Tahun Baru, GP Ansor dan Karaoke

Minggu, Januari 01, 2017



KALAU bukan karena adanya “tragedi” di tempat karaoke beberapa waktu lalu, mungkin banyak masyarakat yang tidak percaya jika di Kudus, yang terkenal sebagai kota santri, ternyata masih ada tempat-tempat diskotik dan karaoke yang buka.  Selama ini keberadaan pondok pesantren yang begitu banyak, keberadaan Menara Kudus, Makam Sunan Kudus, dan Makam Sunan Muria membuat Kudus dikenal sebagai kota yang religius dengan wisata religinya yang cukup terkenal.

Selain itu, pada tahun 2015, kabupaten yang dikomandoi oleh Bupati Kudus, H. Musthofa ini, telah mengesahkan Perda Nomor 10 tahun 2015 tentang Usaha Hiburan Diskotik, Kelab Malam, Pub,
dan Penataan Hiburan Karaoke. Intinya dalam Perda tersebut, khususnya di pasal dua, disebutkan, orang pribadi atau Badan dilarang melakukan kegiatan usaha hiburan diskotik, kelab malam, pub, dan karaoke di wilayah kabupaten Kudus.
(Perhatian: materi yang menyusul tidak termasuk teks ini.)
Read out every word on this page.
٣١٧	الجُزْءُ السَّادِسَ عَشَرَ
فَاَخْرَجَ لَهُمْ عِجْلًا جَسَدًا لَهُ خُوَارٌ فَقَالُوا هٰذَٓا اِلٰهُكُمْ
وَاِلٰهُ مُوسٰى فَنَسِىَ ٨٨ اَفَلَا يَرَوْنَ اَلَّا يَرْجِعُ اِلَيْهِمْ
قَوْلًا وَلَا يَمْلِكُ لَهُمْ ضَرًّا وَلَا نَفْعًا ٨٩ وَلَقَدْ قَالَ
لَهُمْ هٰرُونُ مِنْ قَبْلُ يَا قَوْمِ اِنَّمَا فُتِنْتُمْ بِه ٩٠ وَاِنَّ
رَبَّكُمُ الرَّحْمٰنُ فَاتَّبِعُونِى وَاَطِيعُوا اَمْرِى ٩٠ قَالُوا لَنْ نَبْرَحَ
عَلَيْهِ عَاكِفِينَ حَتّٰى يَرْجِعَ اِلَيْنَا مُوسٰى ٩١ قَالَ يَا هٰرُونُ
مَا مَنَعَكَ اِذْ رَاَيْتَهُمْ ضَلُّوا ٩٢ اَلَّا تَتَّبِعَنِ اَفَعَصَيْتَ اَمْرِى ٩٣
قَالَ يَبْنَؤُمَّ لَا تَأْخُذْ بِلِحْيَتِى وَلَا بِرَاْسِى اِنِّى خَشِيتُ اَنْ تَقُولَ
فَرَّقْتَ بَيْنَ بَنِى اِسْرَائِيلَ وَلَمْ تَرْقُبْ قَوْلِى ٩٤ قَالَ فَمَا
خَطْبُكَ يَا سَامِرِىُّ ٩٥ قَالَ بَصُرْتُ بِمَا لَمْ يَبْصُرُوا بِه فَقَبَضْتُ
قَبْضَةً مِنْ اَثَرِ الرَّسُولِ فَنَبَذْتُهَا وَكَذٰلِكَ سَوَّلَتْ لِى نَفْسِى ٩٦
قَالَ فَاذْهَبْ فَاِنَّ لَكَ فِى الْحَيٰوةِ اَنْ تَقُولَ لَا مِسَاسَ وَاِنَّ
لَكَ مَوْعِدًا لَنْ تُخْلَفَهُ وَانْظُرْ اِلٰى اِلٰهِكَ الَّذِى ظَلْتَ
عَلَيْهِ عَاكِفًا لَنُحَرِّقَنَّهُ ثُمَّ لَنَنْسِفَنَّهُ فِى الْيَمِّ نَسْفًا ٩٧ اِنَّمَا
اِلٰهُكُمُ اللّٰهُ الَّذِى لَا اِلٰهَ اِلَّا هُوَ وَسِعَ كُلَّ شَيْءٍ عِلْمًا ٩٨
Entah musibah, entah peringatan. Yang jelas, masyarakat  Kudus di pengujung tahun 2016 dikagetkan dengan berita terbunuhnya warga atas perkelahian yang terjadi di dalam salah satu karaoke di Jati Wetan kecamatan Jati Kabupaten Kudus.  Satu orang tewas, dan beberapa orang terluka dalam perkelahian yang dilakukan pada dini hari sekitar pukul 03.00 WIB pada Rabu, 28 Desember 2016.
Kejadian ini membuat khalayak terhenyak. Kabar angin mengatakan, kendati sudah ada Perda tetapi aparat berwenang di Kudus kesulitan untuk menutup dan melarang sesuai dengan peraturan.  O, selama ini ternyata masih ada dan masih buka bisnis karaoke di Kudus. 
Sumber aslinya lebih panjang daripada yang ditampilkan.